I’ve never been a huge fan of Shakespeare’s History plays; they’ve always seemed a bit dull, a jumble of big speeches and set pieces interspersed with a lot of bickering and fighting amongst political factions. With Bell Shakespeare’s production of Henry 4, however, that has all changed. John Bell calls it Britain’s ‘national poem,’ and you could almost extend that to Australia, I guess. From its opening cacophony of drums and guitar, to the breaking of the set, the raucous rabble of the taverns and the streets, the political manipulating and the ultimate redemption at the end, I don’t think I’ve seen a Shakespeare play done as viscerally and as hauntingly poetic since Bell Shakespeare’s Twelfth Night in November 2010.
Written in two parts performed in 1596 and 1597 respectively, Henry IV was based on Holinshed’s Chronicles and an anonymous play, The Famous Victories of Henry the Fifth.
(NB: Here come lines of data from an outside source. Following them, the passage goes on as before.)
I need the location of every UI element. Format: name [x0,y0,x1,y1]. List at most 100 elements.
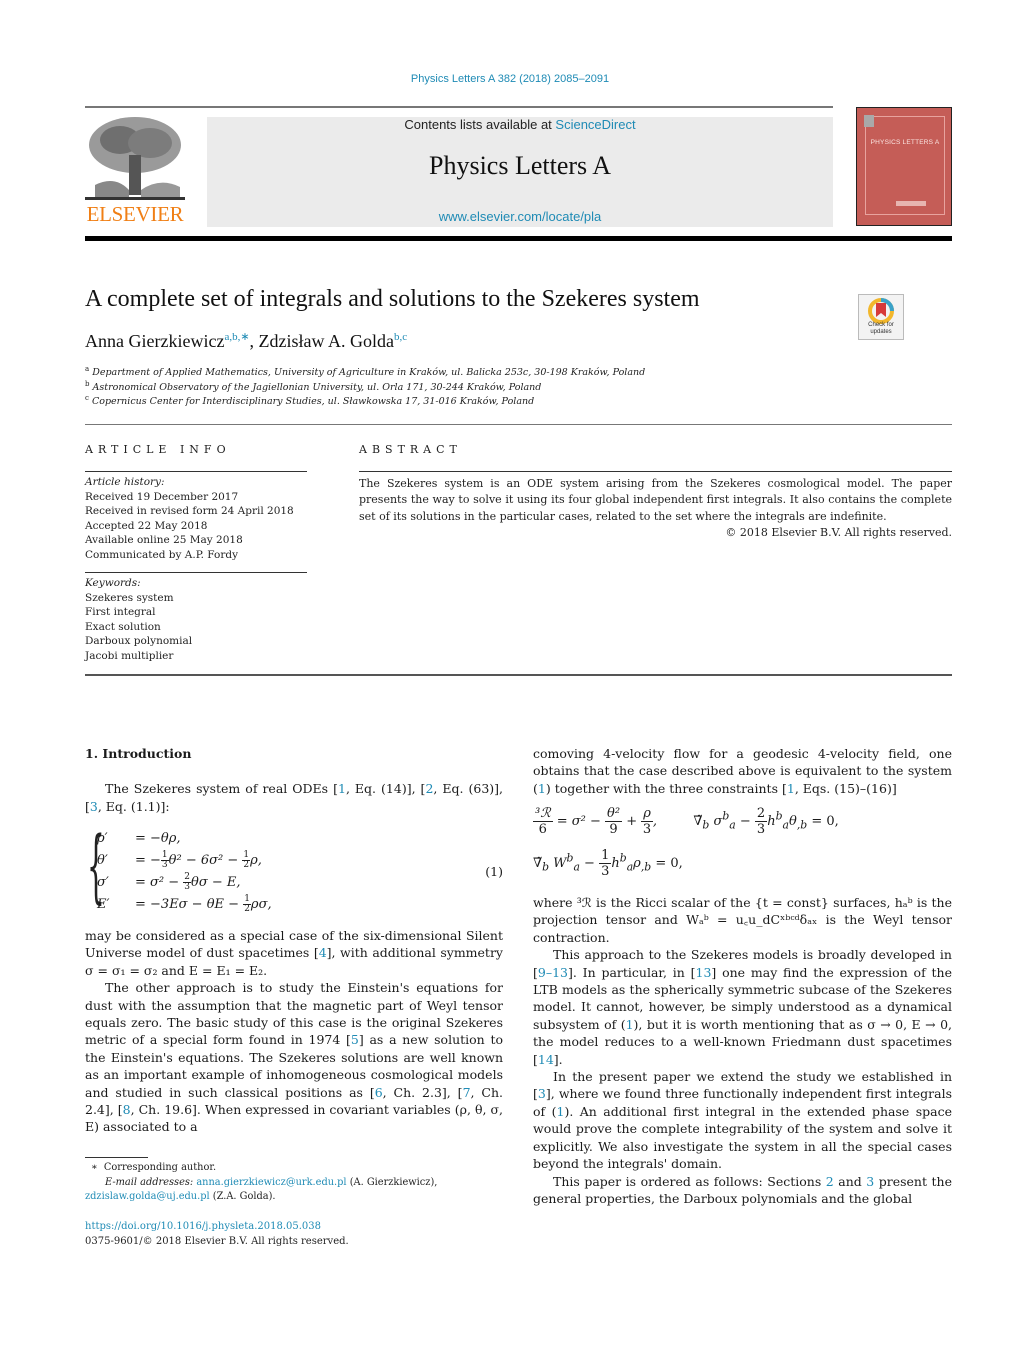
paragraph: The other approach is to study the Einst… [85,979,503,1136]
abstract-rule [359,471,952,472]
masthead: Contents lists available at ScienceDirec… [207,117,833,227]
text: , Ch. 2.3], [ [382,1084,463,1100]
citation-link[interactable]: 5 [351,1032,359,1047]
journal-url-link[interactable]: www.elsevier.com/locate/pla [207,209,833,224]
footnotes: ∗ Corresponding author. E-mail addresses… [85,1161,505,1205]
equation-link[interactable]: 1 [538,781,546,796]
author-affiliation-marks[interactable]: b,c [394,331,407,343]
equation-rhs: = −θρ, [135,831,181,846]
equation-row: ρ′ = −θρ, [97,828,181,850]
history-item: Available online 25 May 2018 [85,534,243,546]
equation-rhs: = − [135,853,161,868]
equation-lhs: σ′ [97,875,109,890]
fraction: ρ3 [641,806,653,837]
affiliation-key: b [85,380,90,388]
email-link[interactable]: zdzislaw.golda@uj.edu.pl [85,1191,210,1202]
fraction: θ² 9 [605,806,623,837]
right-column-top: comoving 4-velocity flow for a geodesic … [533,745,952,797]
paragraph: This approach to the Szekeres models is … [533,946,952,1068]
citation-link[interactable]: 1 [338,781,346,796]
author-separator: , [249,331,259,351]
equation-link[interactable]: 1 [626,1017,634,1032]
text: and [833,1173,867,1189]
text: The Szekeres system of real ODEs [ [105,781,338,797]
citation-link[interactable]: 13 [696,965,712,980]
citation-link[interactable]: 6 [375,1085,383,1100]
abstract-heading: ABSTRACT [359,443,462,456]
text: This paper is ordered as follows: Sectio… [553,1173,826,1189]
keyword: Darboux polynomial [85,635,193,647]
constraint-equations-row1: ³ℛ 6 = σ² − θ² 9 + ρ3, ∇̃b σba − 2 3 hbaθ,b … [533,806,839,837]
elsevier-wordmark: ELSEVIER [86,202,184,226]
section-rule [85,424,952,425]
article-info-rule [85,471,307,472]
abstract-text: The Szekeres system is an ODE system ari… [359,477,952,523]
equation-row: θ′ = −1 3 θ² − 6σ² − 1 2 ρ, [97,850,262,872]
fraction: 23 [183,872,192,892]
author-affiliation-marks[interactable]: a,b,∗ [224,331,249,343]
citation-link[interactable]: 14 [538,1052,554,1067]
equation-row: σ′ = σ² − 2 3 θσ − E, [97,872,241,894]
email-link[interactable]: anna.gierzkiewicz@urk.edu.pl [196,1177,346,1188]
sciencedirect-link[interactable]: ScienceDirect [555,117,635,132]
contents-prefix: Contents lists available at [404,117,556,132]
author-name[interactable]: Anna Gierzkiewicz [85,331,224,351]
section-heading: 1. Introduction [85,746,192,761]
footnote-emails: E-mail addresses: anna.gierzkiewicz@urk.… [85,1176,505,1191]
elsevier-tree-icon [85,117,185,200]
equation-row: E′ = −3Eσ − θE − 1 2 ρσ, [97,894,272,916]
fraction: 13 [599,848,612,879]
fraction: 12 [242,850,251,870]
email-label: E-mail addresses: [105,1176,194,1188]
doi-link[interactable]: https://doi.org/10.1016/j.physleta.2018.… [85,1221,321,1232]
citation-link[interactable]: 4 [319,945,327,960]
equation-rhs: ρ, [250,853,262,868]
paragraph: This paper is ordered as follows: Sectio… [533,1173,952,1208]
citation-link[interactable]: 3 [90,799,98,814]
elsevier-logo[interactable]: ELSEVIER [85,115,185,227]
journal-reference[interactable]: Physics Letters A 382 (2018) 2085–2091 [0,73,1020,85]
email-owner: (A. Gierzkiewicz), [346,1176,438,1188]
check-updates-label: Check for updates [868,322,894,335]
citation-link[interactable]: 3 [538,1086,546,1101]
doi-block: https://doi.org/10.1016/j.physleta.2018.… [85,1219,349,1249]
author-name[interactable]: Zdzisław A. Golda [259,331,394,351]
issn-line: 0375-9601/© 2018 Elsevier B.V. All right… [85,1236,349,1247]
history-label: Article history: [85,476,165,488]
cover-footer [896,201,926,206]
fraction: 13 [160,850,169,870]
masthead-heavy-rule [85,236,952,241]
citation-link[interactable]: 1 [787,781,795,796]
affiliation-text: Copernicus Center for Interdisciplinary … [91,396,535,408]
text: , Eq. (14)], [ [345,781,426,797]
check-for-updates-button[interactable]: Check for updates [858,294,904,340]
citation-link[interactable]: 7 [463,1085,471,1100]
history-item: Communicated by A.P. Fordy [85,548,239,561]
text: , Ch. 19.6]. When expressed in covariant… [85,1102,503,1135]
equation-number: (1) [485,864,503,879]
affiliation: b Astronomical Observatory of the Jagiel… [85,380,541,393]
equation-rhs: = σ² − [135,875,184,890]
citation-link[interactable]: 8 [123,1102,131,1117]
equation-part: = σ² − [556,814,606,829]
keyword: Szekeres system [85,591,174,604]
text: , Eq. (1.1)]: [97,798,170,814]
footnote-rule [85,1157,148,1158]
keyword: Jacobi multiplier [85,649,174,662]
right-column-body: where ³ℛ is the Ricci scalar of the {t =… [533,894,952,1207]
journal-cover[interactable]: PHYSICS LETTERS A [856,107,952,226]
introduction-continued: may be considered as a special case of t… [85,927,503,1136]
header-rule [85,106,833,108]
paragraph: comoving 4-velocity flow for a geodesic … [533,745,952,797]
equation-system-1: { ρ′ = −θρ, θ′ = −1 3 θ² − 6σ² − 1 2 ρ, σ′ = σ²… [85,826,503,918]
citation-link[interactable]: 9–13 [538,965,568,980]
equation-lhs: ρ′ [97,831,108,846]
history-item: Received in revised form 24 April 2018 [85,505,294,517]
fraction: ³ℛ 6 [533,806,553,837]
fraction: 12 [243,894,251,914]
cover-frame: PHYSICS LETTERS A [864,115,945,215]
footnote-emails-continued: zdzislaw.golda@uj.edu.pl (Z.A. Golda). [85,1190,505,1205]
section-link[interactable]: 2 [826,1174,834,1189]
equation-rhs: θσ − E, [191,875,241,890]
affiliation-text: Department of Applied Mathematics, Unive… [92,367,646,379]
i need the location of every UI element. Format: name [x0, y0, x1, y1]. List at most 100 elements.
Part One deals with the rebel problem in the North, and Prince Hal’s rebellion against his duties; Hal, spurred into action by his father’s scorn, kills Hotspur at Shrewsbury, proving himself somewhat. Part Two sees Hal fall back into his old ways with his friends, while Falstaff is sent away to gather soldiers; upon the illness and death of Henry IV, Hal assumes the crown and becomes Henry V, banishing his old acquaintances. However so much the play appears to depict historical events, “to call any of [Shakespeare’s] plays ‘histories’ is somewhat misleading, because historical events and personages are so heavily fictionalised,” John Bell wrote in The Australian. “To the Elizabethans, history was a mix of myth, legend, folklore, moralising and propaganda. Historical figures and events [illustrated] moral treatises, patterns of behaviour, warnings of consequences and character archetypes.”